Always do your breast self-examination every month at the same time. The aim of regular self-examinations is to let you get used to how your breasts usually feel and look which allows you to know when something is different. The steps below will help guide you through it;
Stand in front of a mirror with your breasts, bare. Lower your arms to your sides and carefully examine your breasts for alterations in shape, swelling, skin dimpling, or nipple position. Then, extend your arms upwards as high as possible and repeat the same observation. Lastly, place your hands on your hips and apply gentle pressure to engage your chest muscles. do this twice and make sure you check both breasts.
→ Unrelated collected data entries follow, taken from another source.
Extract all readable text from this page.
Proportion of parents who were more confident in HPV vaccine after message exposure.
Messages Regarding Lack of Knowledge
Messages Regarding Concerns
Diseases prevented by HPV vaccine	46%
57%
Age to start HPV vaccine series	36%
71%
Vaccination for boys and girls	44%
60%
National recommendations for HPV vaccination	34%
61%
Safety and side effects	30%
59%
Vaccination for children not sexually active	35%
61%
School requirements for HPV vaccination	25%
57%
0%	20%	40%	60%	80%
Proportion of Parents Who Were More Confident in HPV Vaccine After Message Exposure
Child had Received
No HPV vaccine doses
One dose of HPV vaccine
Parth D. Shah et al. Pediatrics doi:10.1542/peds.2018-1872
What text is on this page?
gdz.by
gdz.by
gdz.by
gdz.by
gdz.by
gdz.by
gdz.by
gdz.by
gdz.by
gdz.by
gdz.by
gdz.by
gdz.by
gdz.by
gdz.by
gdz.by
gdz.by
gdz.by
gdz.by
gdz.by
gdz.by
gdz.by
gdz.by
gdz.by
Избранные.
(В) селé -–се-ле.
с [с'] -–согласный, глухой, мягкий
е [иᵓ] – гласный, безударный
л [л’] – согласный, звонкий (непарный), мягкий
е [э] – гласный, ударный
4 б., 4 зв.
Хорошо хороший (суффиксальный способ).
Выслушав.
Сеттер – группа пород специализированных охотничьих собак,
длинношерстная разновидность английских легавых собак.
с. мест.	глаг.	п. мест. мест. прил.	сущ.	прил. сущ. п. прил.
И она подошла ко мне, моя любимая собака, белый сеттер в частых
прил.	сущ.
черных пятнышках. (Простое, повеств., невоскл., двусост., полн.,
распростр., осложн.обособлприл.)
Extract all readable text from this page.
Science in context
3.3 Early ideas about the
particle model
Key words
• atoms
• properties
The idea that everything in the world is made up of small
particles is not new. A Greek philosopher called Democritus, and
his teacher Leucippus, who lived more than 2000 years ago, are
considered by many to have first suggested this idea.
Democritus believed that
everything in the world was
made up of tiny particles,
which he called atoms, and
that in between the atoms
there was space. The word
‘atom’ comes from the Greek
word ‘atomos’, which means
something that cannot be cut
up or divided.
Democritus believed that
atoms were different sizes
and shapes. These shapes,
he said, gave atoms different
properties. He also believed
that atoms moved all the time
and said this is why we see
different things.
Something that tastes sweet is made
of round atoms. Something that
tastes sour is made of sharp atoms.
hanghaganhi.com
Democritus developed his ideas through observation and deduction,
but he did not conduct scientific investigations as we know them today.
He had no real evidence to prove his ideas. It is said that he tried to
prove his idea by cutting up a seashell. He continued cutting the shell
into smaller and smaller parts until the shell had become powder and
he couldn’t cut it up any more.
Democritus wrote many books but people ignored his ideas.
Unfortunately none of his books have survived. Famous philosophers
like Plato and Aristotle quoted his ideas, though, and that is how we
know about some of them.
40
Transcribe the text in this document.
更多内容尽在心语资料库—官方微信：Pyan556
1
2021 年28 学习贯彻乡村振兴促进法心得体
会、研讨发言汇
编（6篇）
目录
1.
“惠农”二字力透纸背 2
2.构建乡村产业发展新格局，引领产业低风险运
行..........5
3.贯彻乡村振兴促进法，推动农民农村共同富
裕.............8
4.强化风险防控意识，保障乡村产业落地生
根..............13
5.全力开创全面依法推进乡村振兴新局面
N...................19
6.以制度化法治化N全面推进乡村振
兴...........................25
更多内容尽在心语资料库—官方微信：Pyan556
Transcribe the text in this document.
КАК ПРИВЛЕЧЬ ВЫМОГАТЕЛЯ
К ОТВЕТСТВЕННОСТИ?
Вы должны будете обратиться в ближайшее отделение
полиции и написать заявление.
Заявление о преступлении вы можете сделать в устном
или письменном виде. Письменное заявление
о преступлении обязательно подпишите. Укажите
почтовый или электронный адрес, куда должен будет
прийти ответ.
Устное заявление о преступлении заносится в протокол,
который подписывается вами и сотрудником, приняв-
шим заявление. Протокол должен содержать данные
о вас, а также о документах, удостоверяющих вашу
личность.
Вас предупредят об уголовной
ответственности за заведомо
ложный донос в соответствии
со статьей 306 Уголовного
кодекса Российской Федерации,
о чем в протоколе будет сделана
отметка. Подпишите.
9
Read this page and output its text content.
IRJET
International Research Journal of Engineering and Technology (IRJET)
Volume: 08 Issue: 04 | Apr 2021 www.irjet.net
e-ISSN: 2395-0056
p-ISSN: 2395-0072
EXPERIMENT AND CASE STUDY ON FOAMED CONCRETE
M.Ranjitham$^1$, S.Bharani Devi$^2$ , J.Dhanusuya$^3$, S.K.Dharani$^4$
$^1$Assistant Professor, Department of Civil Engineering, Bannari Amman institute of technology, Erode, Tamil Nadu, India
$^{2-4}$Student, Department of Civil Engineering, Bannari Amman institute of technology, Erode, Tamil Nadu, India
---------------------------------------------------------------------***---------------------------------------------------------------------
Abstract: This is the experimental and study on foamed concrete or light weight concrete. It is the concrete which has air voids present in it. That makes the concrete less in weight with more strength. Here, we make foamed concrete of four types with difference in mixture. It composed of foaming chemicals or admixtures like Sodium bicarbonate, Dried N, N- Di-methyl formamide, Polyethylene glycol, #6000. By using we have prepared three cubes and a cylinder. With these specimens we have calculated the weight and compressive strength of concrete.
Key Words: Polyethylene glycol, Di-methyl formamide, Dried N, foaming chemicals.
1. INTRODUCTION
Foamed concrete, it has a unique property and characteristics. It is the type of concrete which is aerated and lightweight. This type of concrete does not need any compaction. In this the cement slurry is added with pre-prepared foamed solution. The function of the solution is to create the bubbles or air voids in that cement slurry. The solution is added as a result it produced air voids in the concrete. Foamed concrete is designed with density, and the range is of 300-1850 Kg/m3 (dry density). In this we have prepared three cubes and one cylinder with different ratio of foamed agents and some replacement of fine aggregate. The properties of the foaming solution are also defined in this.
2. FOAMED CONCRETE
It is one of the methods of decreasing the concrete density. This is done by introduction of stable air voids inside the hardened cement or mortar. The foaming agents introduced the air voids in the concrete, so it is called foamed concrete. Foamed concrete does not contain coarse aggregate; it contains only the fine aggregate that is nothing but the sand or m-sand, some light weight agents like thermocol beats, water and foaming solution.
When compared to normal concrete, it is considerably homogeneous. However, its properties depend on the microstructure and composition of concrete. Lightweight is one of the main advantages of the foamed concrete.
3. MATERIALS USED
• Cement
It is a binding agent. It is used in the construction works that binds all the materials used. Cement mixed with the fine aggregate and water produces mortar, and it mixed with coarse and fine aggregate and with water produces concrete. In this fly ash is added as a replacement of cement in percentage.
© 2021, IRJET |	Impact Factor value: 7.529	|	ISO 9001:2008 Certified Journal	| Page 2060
First, use your right hand to feel your left breast. Use the tips of the three middle fingers of your hand and press gently at first, then a bit harder, and finally with firm pressure. Look for any lumps, thick areas, or changes as you move your fingers in a circular motion. Make sure you check the tissue near your armpit and also examine under your nipple area. Squeeze your nipple gently to see if there’s any discharge. Repeat these steps on your left breast. Use your left hand to feel your right breast.
Lying down helps your breast tissue spread out evenly, which is great for finding any changes. This is especially helpful if you have larger breasts. Here’s how to do it:
- Take your top off and lie down with your breasts, bare and put a pillow under your right shoulder.
- Put your right arm behind your head.
- With your left hand, do the same technique above and use the middle fingers to gently press all over your breast and under your armpit.
- Then, switch the pillow to the other side and check your other breast and armpit.
- Make sure to examine under your nipple area and give your nipple a gentle squeeze to check for any discharge.
As you know by now, October is Breast Cancer Awareness Month. During this time, people all over the world become more aware of the problems linked to breast cancer. It’s a month to remind everyone that this disease is real and can affect anyone. The efforts to raise awareness about breast cancer have helped people learn about their own risk factors, how to lower those risks, what signs to watch out for, and what tests they should have to detect it early. We hope this article contributes to raising awareness and promoting breast health!